Merasa di abaikan Ivy pun berniat pulang ke rumah, belum sempat pintu terbuka, dengan cepat Abraham menahan tubuh Ivy, dan menghempaskan tubuhnya ke ranjang miliknya.

"Om-om?" panggil Ivy ketakutan.

"Kamu maunya dengan cara seperti ini kan Ivy?" tanya Abraham yang membuat kening Ivy berkerut.

Tanpa basa-basi lagi Abraham membuka kancing baju Ivy, dan mulai melakukan semuanya dengan tergesa-gesa dan brutal.

"Aaaaahhh om," desah Ivy.

Ivy masih polos di bagian atasnya, saat Abraham menarik CD-nya dengan cepat Ivy mencegahnya.

"Jangan om!" Abraham menatap ke arah Ivy dengan alis terangkat.

"Setelah kita menikah," ucap Ivy.

"Tapi kapan Ivy?!" Abraham bangkit dari atas tubuh Ivy.

"Secepatnya, om boleh bicara ke orang tua Ivy." mendengar ucapan gadisnya, membuat Abraham tersenyum.

Cup.

Dengan cepat Abraham mencium Ivy, Ivy pun balas menciumnya dengan suka cita.

"Terima kasih," Ivy mengangguk.

Glek.

Abraham meneguk air liurnya, melihat bagian atasan Ivy yang menggelantung indah.

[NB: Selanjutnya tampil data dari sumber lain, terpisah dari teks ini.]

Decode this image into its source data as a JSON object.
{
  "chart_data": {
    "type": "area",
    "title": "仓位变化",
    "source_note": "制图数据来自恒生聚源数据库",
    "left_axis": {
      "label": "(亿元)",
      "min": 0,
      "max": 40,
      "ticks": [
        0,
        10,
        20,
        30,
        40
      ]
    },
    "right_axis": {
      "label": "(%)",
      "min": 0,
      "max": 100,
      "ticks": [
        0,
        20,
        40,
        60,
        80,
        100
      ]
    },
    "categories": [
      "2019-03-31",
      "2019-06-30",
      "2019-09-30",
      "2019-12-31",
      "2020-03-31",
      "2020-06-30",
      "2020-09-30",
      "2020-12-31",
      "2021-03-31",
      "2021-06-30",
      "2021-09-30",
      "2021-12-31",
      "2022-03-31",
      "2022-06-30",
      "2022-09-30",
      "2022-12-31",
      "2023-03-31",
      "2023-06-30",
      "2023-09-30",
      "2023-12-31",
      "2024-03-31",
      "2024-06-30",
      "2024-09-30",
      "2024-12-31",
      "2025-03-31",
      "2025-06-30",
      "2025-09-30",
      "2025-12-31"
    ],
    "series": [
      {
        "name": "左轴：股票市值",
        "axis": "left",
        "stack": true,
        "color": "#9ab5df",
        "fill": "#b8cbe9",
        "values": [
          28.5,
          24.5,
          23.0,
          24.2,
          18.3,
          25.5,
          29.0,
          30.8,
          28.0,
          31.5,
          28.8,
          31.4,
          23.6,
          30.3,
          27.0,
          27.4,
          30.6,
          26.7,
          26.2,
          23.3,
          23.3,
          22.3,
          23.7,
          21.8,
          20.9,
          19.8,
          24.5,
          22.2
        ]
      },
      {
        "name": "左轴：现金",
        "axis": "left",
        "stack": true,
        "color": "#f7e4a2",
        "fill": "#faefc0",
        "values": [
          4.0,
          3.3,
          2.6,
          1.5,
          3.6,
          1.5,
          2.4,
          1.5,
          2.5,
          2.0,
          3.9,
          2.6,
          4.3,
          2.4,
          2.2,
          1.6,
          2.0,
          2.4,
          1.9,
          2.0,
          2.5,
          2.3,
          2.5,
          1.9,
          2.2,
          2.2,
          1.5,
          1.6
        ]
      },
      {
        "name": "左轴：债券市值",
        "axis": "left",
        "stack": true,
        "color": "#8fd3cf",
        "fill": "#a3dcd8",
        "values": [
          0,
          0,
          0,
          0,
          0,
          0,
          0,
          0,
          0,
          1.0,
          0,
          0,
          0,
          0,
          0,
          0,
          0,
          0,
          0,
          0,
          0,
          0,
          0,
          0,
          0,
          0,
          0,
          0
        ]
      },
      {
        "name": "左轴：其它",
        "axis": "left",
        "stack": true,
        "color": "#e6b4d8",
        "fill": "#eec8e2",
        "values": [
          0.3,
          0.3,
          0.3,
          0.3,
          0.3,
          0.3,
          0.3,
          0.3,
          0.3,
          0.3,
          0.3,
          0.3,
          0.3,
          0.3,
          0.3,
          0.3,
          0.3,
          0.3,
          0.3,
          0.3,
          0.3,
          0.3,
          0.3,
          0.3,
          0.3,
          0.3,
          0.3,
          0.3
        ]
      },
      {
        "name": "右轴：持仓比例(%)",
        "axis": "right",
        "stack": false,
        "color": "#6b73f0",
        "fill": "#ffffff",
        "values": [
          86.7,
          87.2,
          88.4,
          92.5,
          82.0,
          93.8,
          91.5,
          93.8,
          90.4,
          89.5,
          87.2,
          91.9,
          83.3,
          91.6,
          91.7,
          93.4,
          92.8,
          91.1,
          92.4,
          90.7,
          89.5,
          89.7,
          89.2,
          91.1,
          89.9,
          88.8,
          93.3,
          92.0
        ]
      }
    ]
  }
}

Ivy mengikuti arah pandang Abraham di dadanya.

Ivy tersenyum geli melihatnya. "dasar mesum!" ejek Ivy tertawa geli.

"Sekali lagi boleh?" pinta Abraham meminta izin pada Ivy.

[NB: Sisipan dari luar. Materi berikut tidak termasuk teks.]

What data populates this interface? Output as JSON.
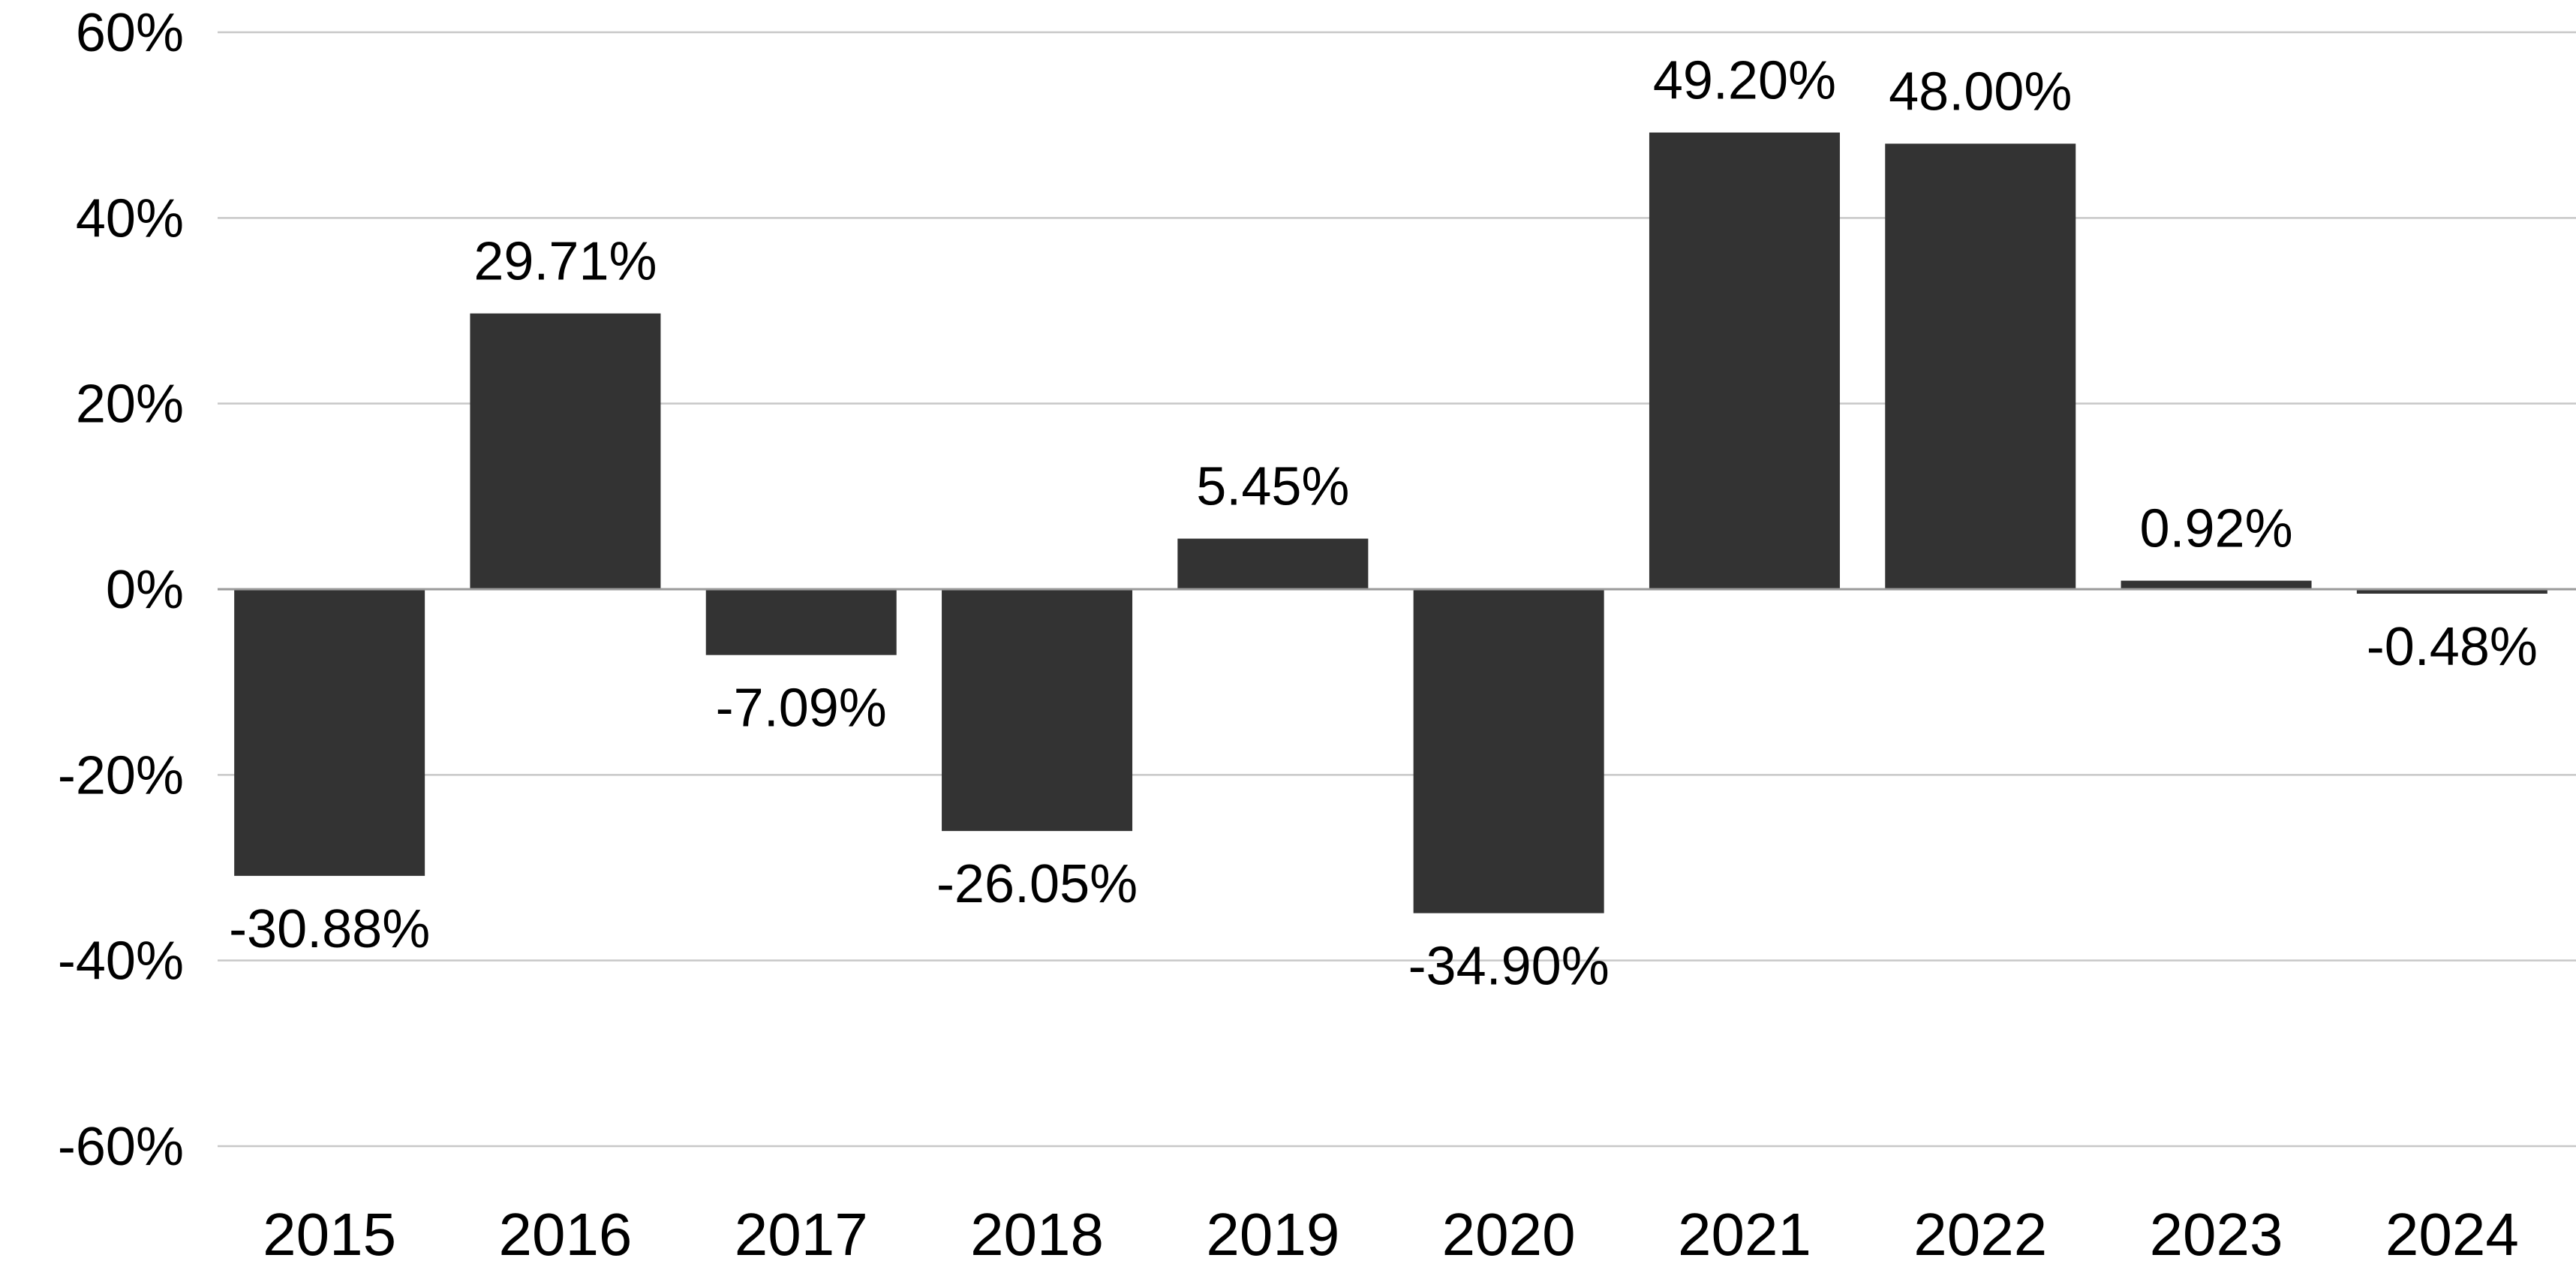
{
  "chart_data": {
    "type": "bar",
    "title": "",
    "xlabel": "",
    "ylabel": "",
    "categories": [
      "2015",
      "2016",
      "2017",
      "2018",
      "2019",
      "2020",
      "2021",
      "2022",
      "2023",
      "2024"
    ],
    "values": [
      -30.88,
      29.71,
      -7.09,
      -26.05,
      5.45,
      -34.9,
      49.2,
      48.0,
      0.92,
      -0.48
    ],
    "data_labels": [
      "-30.88%",
      "29.71%",
      "-7.09%",
      "-26.05%",
      "5.45%",
      "-34.90%",
      "49.20%",
      "48.00%",
      "0.92%",
      "-0.48%"
    ],
    "ylim": [
      -60,
      60
    ],
    "yticks": [
      60,
      40,
      20,
      0,
      -20,
      -40,
      -60
    ],
    "ytick_labels": [
      "60%",
      "40%",
      "20%",
      "0%",
      "-20%",
      "-40%",
      "-60%"
    ],
    "grid": true,
    "legend": "none",
    "colors": {
      "bar": "#333333",
      "grid": "#c8c8c8",
      "zero_line": "#9a9a9a",
      "text": "#000000"
    }
  }
}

"Iya, boleh sayang." jawab Ivy.

Mendapat poin kesempatan, langsung saja Abraham ke tujuannya.

"Kenapa mereka indah sekali?" tanya Abraham yang masih asyik dengan kegiatannya.

Ivy merasa malu dengan pertanyaan vulgar Abraham, apalagi saat Abraham melihatnya dengan posisi seperti ini.

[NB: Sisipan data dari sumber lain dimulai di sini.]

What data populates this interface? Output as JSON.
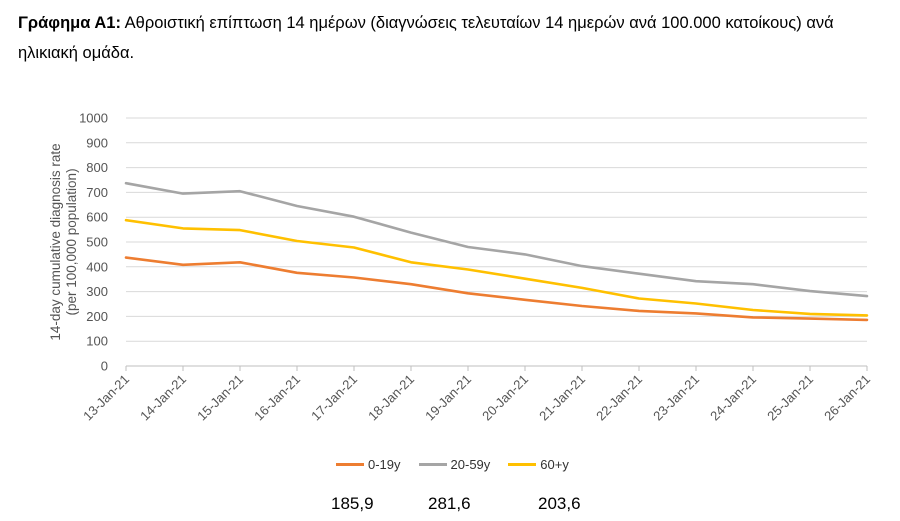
{
  "caption": {
    "prefix": "Γράφημα Α1:",
    "text": "Αθροιστική επίπτωση 14 ημέρων (διαγνώσεις τελευταίων 14 ημερών ανά 100.000 κατοίκους) ανά ηλικιακή ομάδα."
  },
  "chart_data": {
    "type": "line",
    "title": "",
    "xlabel": "",
    "ylabel": "14-day cumulative diagnosis rate (per 100,000 population)",
    "ylabel_lines": [
      "14-day cumulative diagnosis rate",
      "(per 100,000 population)"
    ],
    "ylim": [
      0,
      1000
    ],
    "yticks": [
      0,
      100,
      200,
      300,
      400,
      500,
      600,
      700,
      800,
      900,
      1000
    ],
    "grid": true,
    "legend": "bottom",
    "categories": [
      "13-Jan-21",
      "14-Jan-21",
      "15-Jan-21",
      "16-Jan-21",
      "17-Jan-21",
      "18-Jan-21",
      "19-Jan-21",
      "20-Jan-21",
      "21-Jan-21",
      "22-Jan-21",
      "23-Jan-21",
      "24-Jan-21",
      "25-Jan-21",
      "26-Jan-21"
    ],
    "series": [
      {
        "name": "0-19y",
        "color": "#ED7D31",
        "values": [
          437,
          408,
          418,
          376,
          357,
          330,
          293,
          267,
          242,
          222,
          212,
          196,
          191,
          186
        ]
      },
      {
        "name": "20-59y",
        "color": "#A5A5A5",
        "values": [
          737,
          695,
          705,
          645,
          602,
          538,
          480,
          450,
          403,
          372,
          342,
          330,
          302,
          282
        ]
      },
      {
        "name": "60+y",
        "color": "#FFC000",
        "values": [
          588,
          555,
          548,
          504,
          478,
          418,
          389,
          352,
          315,
          272,
          252,
          226,
          210,
          204
        ]
      }
    ]
  },
  "finals": [
    "185,9",
    "281,6",
    "203,6"
  ]
}
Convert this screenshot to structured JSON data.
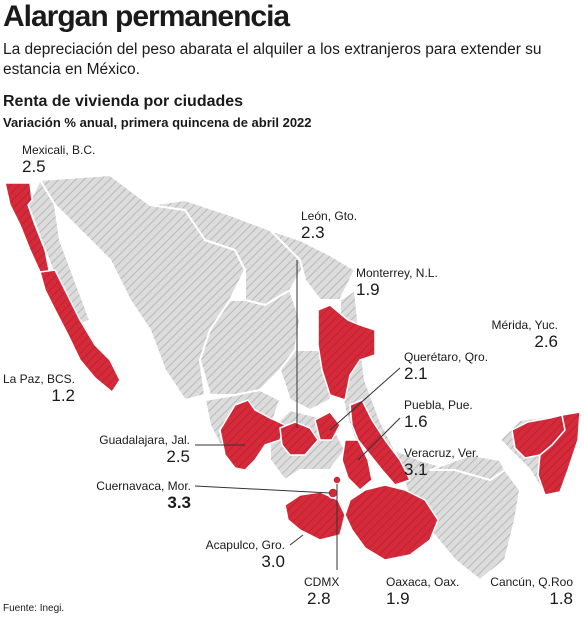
{
  "header": {
    "headline": "Alargan permanencia",
    "deck": "La depreciación del peso abarata el alquiler a los extranjeros para extender su estancia en México."
  },
  "chart": {
    "title": "Renta de vivienda por ciudades",
    "subtitle": "Variación % anual, primera quincena de abril 2022"
  },
  "source": "Fuente: Inegi.",
  "colors": {
    "highlight": "#d42a3a",
    "base": "#d9d9d9",
    "hatch": "#bdbdbd",
    "border": "#ffffff"
  },
  "chart_data": {
    "type": "map",
    "unit": "%",
    "cities": [
      {
        "city": "Mexicali, B.C.",
        "value": "2.5"
      },
      {
        "city": "La Paz, BCS.",
        "value": "1.2"
      },
      {
        "city": "León, Gto.",
        "value": "2.3"
      },
      {
        "city": "Monterrey, N.L.",
        "value": "1.9"
      },
      {
        "city": "Mérida, Yuc.",
        "value": "2.6"
      },
      {
        "city": "Querétaro, Qro.",
        "value": "2.1"
      },
      {
        "city": "Puebla, Pue.",
        "value": "1.6"
      },
      {
        "city": "Guadalajara, Jal.",
        "value": "2.5"
      },
      {
        "city": "Veracruz, Ver.",
        "value": "3.1"
      },
      {
        "city": "Cuernavaca, Mor.",
        "value": "3.3"
      },
      {
        "city": "Acapulco, Gro.",
        "value": "3.0"
      },
      {
        "city": "CDMX",
        "value": "2.8"
      },
      {
        "city": "Oaxaca, Oax.",
        "value": "1.9"
      },
      {
        "city": "Cancún, Q.Roo",
        "value": "1.8"
      }
    ]
  }
}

Setelah selesai Abraham kembali mengancingkan baju Ivy, dan mengecup pipi serta keningnya.

Abraham takut kebablasan, Ivy yang mengerti pun merasa bersyukur. karena Abraham sabar sampai menunggu waktu, dimana mereka sah dalam ikatan suci pernikahan.

Abraham tampak gugup duduk berhadapan di depan kedua orang tua Ivy, orang tua Ivy juga merasa canggung.

"Jadi begini, kedatangan saya kemari ingin melamar anak gadis mas dan mbak." ucap Abraham tegas dalam sekali tarikan nafas.

Tampak raut terkejut dari wajah Ruslan papa Ivy, sedangkan Rima mama Ivy tampak biasa saja. ia tersenyum senang karena pada akhirnya Abraham melamar putrinya.

"Sejak kapan kamu mulai menyukai anak ku Bram?" tanya Ruslan penasaran.

"Sejak Ivy kecil, waktu dia masih berusia 10 tahun." Ivy terkejut mendengar ucapan Abraham.

"APA?" jawab kedua orang tua Ivy kompak.

Sementara Ivy masih cukup terkejut dengan fakta yang Abraham katakan, selama ini Abraham mencintainya dari dia kecil.

"Ya, kalau kami berdua sih setuju saja. asalkan Ivy mau dan bahagia." ucap Ruslan setuju menerima lamaran Abraham.

"Terima kasih," ujar Abraham menjabat tangan kedua orang tua Ivy.

"Jadi kita akan melakukan acara pertunangan dulu bukan?" tanya Ruslan.

Abraham menatap Ivy yang juga tengah menatapnya.

"Abraham maunya segera menikah secepatnya." ucap Abraham nyengir.

"Ooohhh, udah gak sabar toh ternyata." goda Rima.

"Kalau Ivy maunya gimana?" tanya Abraham.

"Ivy ngikut aja," jawab Ivy menundukkan wajahnya.

"Baiklah, tunangan saja dulu lalu setelah satu bulan, baru menikah bagaimana?" usul Ruslan yang dia angguki Rima.

Abraham dan Ivy tersenyum mengangguk bersamaan, Ruslan dan Rima tampak bahagia melihat anak dan juga tetangganya, sekaligus calon menantunya.